Court: Illinois Supreme Court

Date Filed: April 4, 2024

Background: In 2021, Mauro Glorioso, a former executive of the Illinois Property Tax Appeal Board, filed a defamation lawsuit against the Chicago Sun-Times and investigative reporter Tim Novak over the newspaper’s coverage of Glorioso’s role in a $1 million property tax refund for former President Donald Trump.

The Sun-Times and Novak sought to dismiss the lawsuit under the Illinois Citizen Participation Act, which allows courts to quickly dismiss meritless lawsuits designed to chill speech, also known as strategic lawsuits against public participation, or SLAPPs. However, a trial court denied their motion to dismiss the lawsuit, and an appeals court later affirmed the lower court’s decision, concluding that the underlying defamation suit is not a SLAPP because it was not “solely” a response to the newspaper’s exercise of its First Amendment rights.

The Sun-Times and Novak appealed the ruling to the Illinois Supreme Court. 

Our Position: The Illinois Supreme Court should reverse the appeals court’s decision and hold that the Sun Times’s lawsuit is a SLAPP that is contrary to public policy.

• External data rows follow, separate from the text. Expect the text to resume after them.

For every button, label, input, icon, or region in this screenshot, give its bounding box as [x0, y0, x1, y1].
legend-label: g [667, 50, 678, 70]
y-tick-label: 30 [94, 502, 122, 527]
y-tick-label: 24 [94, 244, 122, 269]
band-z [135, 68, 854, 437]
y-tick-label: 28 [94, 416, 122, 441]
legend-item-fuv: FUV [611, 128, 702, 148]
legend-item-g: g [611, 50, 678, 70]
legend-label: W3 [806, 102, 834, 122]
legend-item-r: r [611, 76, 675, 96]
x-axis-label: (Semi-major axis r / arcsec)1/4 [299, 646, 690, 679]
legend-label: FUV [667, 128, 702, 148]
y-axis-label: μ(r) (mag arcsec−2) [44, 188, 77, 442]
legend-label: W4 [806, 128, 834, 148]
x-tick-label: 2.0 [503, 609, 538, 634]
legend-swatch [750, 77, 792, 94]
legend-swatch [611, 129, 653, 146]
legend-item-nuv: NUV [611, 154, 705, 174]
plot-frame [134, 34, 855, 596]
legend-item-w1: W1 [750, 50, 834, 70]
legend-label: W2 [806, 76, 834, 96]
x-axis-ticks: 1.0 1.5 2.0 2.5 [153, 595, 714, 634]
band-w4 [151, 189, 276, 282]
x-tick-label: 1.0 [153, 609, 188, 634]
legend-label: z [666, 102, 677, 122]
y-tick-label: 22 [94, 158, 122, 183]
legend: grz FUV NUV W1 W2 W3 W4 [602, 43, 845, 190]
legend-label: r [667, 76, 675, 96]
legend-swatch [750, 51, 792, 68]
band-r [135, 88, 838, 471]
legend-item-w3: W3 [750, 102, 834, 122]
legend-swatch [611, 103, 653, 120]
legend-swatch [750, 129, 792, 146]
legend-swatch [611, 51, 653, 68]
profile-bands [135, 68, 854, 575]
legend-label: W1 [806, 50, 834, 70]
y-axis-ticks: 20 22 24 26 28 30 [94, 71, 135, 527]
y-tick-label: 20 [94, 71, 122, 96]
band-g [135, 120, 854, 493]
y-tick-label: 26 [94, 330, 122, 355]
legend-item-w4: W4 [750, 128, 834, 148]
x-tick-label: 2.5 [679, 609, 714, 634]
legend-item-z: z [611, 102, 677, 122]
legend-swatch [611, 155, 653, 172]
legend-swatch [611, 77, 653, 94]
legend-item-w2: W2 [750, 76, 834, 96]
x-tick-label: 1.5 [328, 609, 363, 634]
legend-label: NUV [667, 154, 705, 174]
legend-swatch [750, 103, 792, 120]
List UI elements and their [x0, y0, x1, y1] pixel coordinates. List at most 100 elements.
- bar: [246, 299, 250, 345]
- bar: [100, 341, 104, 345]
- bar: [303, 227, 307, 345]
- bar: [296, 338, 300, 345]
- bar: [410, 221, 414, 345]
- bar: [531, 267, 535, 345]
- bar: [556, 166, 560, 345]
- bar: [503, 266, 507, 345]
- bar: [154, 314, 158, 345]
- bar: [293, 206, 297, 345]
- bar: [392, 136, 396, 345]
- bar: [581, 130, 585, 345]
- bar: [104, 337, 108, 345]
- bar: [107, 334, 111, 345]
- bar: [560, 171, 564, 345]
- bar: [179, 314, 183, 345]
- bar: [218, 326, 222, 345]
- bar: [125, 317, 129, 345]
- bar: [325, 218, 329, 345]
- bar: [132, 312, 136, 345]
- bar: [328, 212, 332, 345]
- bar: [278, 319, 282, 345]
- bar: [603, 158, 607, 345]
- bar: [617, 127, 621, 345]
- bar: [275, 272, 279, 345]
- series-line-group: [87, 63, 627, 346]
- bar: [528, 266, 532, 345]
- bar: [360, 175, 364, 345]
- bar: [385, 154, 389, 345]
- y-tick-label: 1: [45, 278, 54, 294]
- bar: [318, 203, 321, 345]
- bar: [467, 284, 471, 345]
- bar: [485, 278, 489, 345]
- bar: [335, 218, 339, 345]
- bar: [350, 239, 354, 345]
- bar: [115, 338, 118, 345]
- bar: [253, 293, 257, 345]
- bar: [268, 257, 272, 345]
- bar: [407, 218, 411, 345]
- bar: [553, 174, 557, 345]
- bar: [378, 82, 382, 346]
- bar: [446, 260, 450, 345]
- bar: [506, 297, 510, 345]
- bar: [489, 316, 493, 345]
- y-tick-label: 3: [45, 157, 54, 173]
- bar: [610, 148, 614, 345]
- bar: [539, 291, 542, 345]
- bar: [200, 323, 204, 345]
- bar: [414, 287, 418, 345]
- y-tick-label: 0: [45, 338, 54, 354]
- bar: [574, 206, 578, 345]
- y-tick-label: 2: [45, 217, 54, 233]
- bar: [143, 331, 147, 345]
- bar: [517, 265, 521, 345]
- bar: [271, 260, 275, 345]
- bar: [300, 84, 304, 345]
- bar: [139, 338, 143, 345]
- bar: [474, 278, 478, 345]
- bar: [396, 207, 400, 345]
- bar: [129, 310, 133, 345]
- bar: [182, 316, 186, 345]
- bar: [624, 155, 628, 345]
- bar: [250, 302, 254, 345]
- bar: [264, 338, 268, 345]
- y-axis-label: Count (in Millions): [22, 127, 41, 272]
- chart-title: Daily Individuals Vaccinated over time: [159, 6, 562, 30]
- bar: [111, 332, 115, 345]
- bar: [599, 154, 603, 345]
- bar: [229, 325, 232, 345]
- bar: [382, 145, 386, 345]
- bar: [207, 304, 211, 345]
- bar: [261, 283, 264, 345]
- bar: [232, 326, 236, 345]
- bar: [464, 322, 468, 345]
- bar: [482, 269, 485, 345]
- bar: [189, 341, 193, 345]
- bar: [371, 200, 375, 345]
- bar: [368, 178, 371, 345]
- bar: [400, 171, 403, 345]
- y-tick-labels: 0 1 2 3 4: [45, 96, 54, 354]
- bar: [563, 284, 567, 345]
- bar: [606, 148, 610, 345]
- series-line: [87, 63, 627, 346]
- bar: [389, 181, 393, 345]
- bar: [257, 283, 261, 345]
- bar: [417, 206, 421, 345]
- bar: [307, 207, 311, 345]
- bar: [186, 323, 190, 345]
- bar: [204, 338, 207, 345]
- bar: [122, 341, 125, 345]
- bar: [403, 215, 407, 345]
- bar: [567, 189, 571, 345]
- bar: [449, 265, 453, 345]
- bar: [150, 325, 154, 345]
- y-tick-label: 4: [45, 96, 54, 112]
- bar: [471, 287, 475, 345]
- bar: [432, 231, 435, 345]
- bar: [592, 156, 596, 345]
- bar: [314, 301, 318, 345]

  • The Illinois Legislature enacted the CPA to protect and encourage the exercise of First Amendment rights. Without such statutory protections, SLAPPs are a commonly used weapon to deter and punish speech that plaintiffs disapprove of.
  • This court should interpret the CPA in accordance with the intent of the Illinois Legislature, which was to ensure that speakers, including the press, can exercise their political rights without the threat of expensive, protracted litigation.
  • Judicial decisions that have narrowed application of the CPA’s protections and placed too heavy a burden on the moving party are inconsistent with the language and intent of the law.
  • The trial court’s ruling below, if affirmed, would undermine the CPA’s effectiveness to the detriment of both the media and the public that relies on their reporting.

Attorneys from Dentons US LLP and Baron Harris Healey LLC represented the Reporters Committee and nine media organizations in this friend-of-the-court brief.

Quote: “Put simply, anti-SLAPP statutes do more than protect freedom of speech in theory. They do so in practice. Time and again, these laws have protected journalists and news organizations from lawsuits seeking to silence their reporting. Without the full protections of laws like the [CPA], journalists and news organizations may avoid important stories out of fear of being hit with a financially burdensome or even ruinous SLAPP.”